Adamın yüzü gitgide kendisine yaklaşırken yaşadığı duygular ile yanakları iyice kızarıp kalp atışları daha da hızlanmıştı. Dudaklarının kenarına vuran nefesinin ardından nasıl olduğunu bilmediği bir şekilde hayır, diyebilmişti. Bu sözcük nasıl dökülmüştü dudaklarından o da bilmiyordu. Olması gerekendi, ama döküldüğü an en çok kendi canını yakmıştı. Hele o kocaman eller teninden ayrılıp sokulmak için canının gittiği beden uzaklaşırken yanından daha da kanamıştı yüreği. Ruhu kapana kısılmış, kalbi daha da minik bir kafese sıkıştırılmıştı sanki...
Adamın dudaklarından belli belirsiz bir, özür dilerim, dökülürken duyduğu ses, kanayan yüreğine işlemiş kendinden nefret eder hale getirmişti, genç kızı. Çok mu zordu akışına bırakmak, çok mu zordu sanki bir kereliğine olsun kabul etmek! Böyle yıkık bir şekilde gitmesine nasıl izin verir, bir insanı nasıl böyle umarsızca üzebilirdi? Dayanamayıp adamın ardından bir adım atmış seslenecekti ki dudaklarından dökülmek için bekleyen adının yerinde esen rüzgârlar daha da kanattı zavallı yüreğini... Ardından seslenecek kadar bile tanımıyordu ki onu. Adını bile bahşetmemişti ona, bu gece bakışlı adam. Peki, o zaman kendisi nasıl kalbini versin, teninin sıcaklığını paylaşsındı?..

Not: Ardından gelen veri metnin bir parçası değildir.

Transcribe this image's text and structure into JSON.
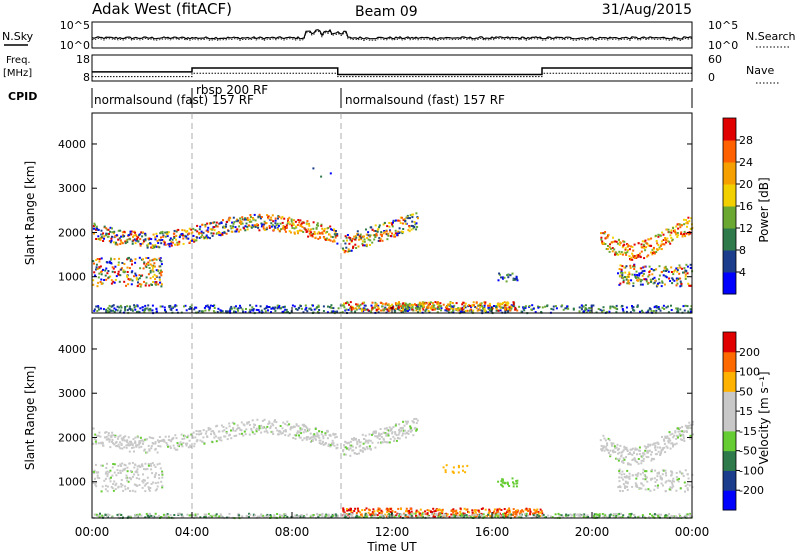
{
  "header": {
    "station": "Adak West (fitACF)",
    "beam": "Beam 09",
    "date": "31/Aug/2015"
  },
  "strip_labels": {
    "nsky": "N.Sky",
    "nsearch": "N.Search",
    "freq_line1": "Freq.",
    "freq_line2": "[MHz]",
    "nave": "Nave",
    "cpid": "CPID"
  },
  "colors": {
    "power_scale": [
      "#0000ff",
      "#1c3c8c",
      "#2e7a4a",
      "#6aa832",
      "#f2d000",
      "#f5a000",
      "#ff6000",
      "#e00000"
    ],
    "velocity_scale": [
      "#e00000",
      "#ff6a00",
      "#ffb300",
      "#c8c8c8",
      "#c8c8c8",
      "#66cc33",
      "#2e7a4a",
      "#1c3c8c",
      "#0000ff"
    ]
  },
  "chart_data": [
    {
      "type": "line",
      "panel": "noise",
      "title": "",
      "series": [
        {
          "name": "N.Sky",
          "values": "noise level (log scale) over 00:00–24:00"
        },
        {
          "name": "N.Search",
          "values": "noise search level (dotted)"
        }
      ],
      "ytick_left": [
        "10^5",
        "10^0"
      ],
      "ytick_right": [
        "10^5",
        "10^0"
      ]
    },
    {
      "type": "line",
      "panel": "freq",
      "series": [
        {
          "name": "Freq.",
          "x": [
            "00:00",
            "04:00",
            "09:50",
            "18:00",
            "24:00"
          ],
          "values": [
            11.5,
            13,
            10.5,
            13,
            13
          ]
        },
        {
          "name": "Nave",
          "x": [
            "00:00",
            "04:00",
            "09:50",
            "18:00",
            "24:00"
          ],
          "values": [
            10,
            18,
            10,
            18,
            18
          ]
        }
      ],
      "ytick_left": [
        "18",
        "8"
      ],
      "ytick_right": [
        "60",
        "0"
      ]
    },
    {
      "type": "table",
      "panel": "cpid",
      "segments": [
        {
          "start": "00:00",
          "end": "04:00",
          "label": "normalsound (fast) 157 RF"
        },
        {
          "start": "04:00",
          "end": "09:50",
          "label": "rbsp 200 RF"
        },
        {
          "start": "09:50",
          "end": "24:00",
          "label": "normalsound (fast) 157 RF"
        }
      ]
    },
    {
      "type": "heatmap",
      "panel": "power",
      "ylabel": "Slant Range [km]",
      "ylim": [
        180,
        4700
      ],
      "yticks": [
        "1000",
        "2000",
        "3000",
        "4000"
      ],
      "colorbar_label": "Power [dB]",
      "colorbar_ticks": [
        "4",
        "8",
        "12",
        "16",
        "20",
        "24",
        "28"
      ],
      "colorbar_range": [
        0,
        32
      ]
    },
    {
      "type": "heatmap",
      "panel": "velocity",
      "ylabel": "Slant Range [km]",
      "ylim": [
        180,
        4700
      ],
      "yticks": [
        "1000",
        "2000",
        "3000",
        "4000"
      ],
      "colorbar_label": "Velocity [m s⁻¹]",
      "colorbar_ticks": [
        "200",
        "100",
        "50",
        "15",
        "-15",
        "-50",
        "-100",
        "-200"
      ],
      "xlabel": "Time UT",
      "xticks": [
        "00:00",
        "04:00",
        "08:00",
        "12:00",
        "16:00",
        "20:00",
        "00:00"
      ],
      "xlim_hours": [
        0,
        24
      ]
    }
  ]
}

"Hey! Yabancı diye mi sesleneceğim senin ardından? Söylesene, adını bile bilmediğim, ama günlerdir aynı çatı altında yaşadığım, varlığı, sesi, kokusu ile lanet olasıca kalbimi yerinden çıkacak kadar hızlandırıp ruhumu bilmediğim diyarlara uçuran yabancı! Söylesene, nasıl izin vereyim sana? Nasıl hayır demeyeyim? Nasıl acı çekmeyeyim, en önemlisi nasıl canını acıtmayayım, söyle? Çok mu zor konuşmak? Ben bilmem kimim, seni o bu şu sebepten buraya getirdim ve bilmem ne zamana kadar burada kalman gerekiyor ama... "
"Gidersin..." demişti genç adam, acı dolu bir sesle. Kızın dilinden dökülüp kalbine saplanan sözlerine son verirken...
"Gitmem, gidemem. Bunu anlaman neden bu kadar zor? Gidecek olsam şimdiye kadar defalarca giderdim! Neydi beni burada tutan? Evin etrafını saran koca koca duvarlar mı? Her tarafa yerleştirdiğin ahmak kameralar mı? Kapının dibinde duran, koca cüsseli, güvenlik olduğunu iddia eden adam mı? Neydi beni bu zamana kadar burada tutan? Bir dur düşün be adam! Neden hala buradayım?" Gözlerinden akan yaşlara hâkim olamayarak, ne söylediği hakkında zerre fikri olmadan dökmüştü içindekileri genç kız.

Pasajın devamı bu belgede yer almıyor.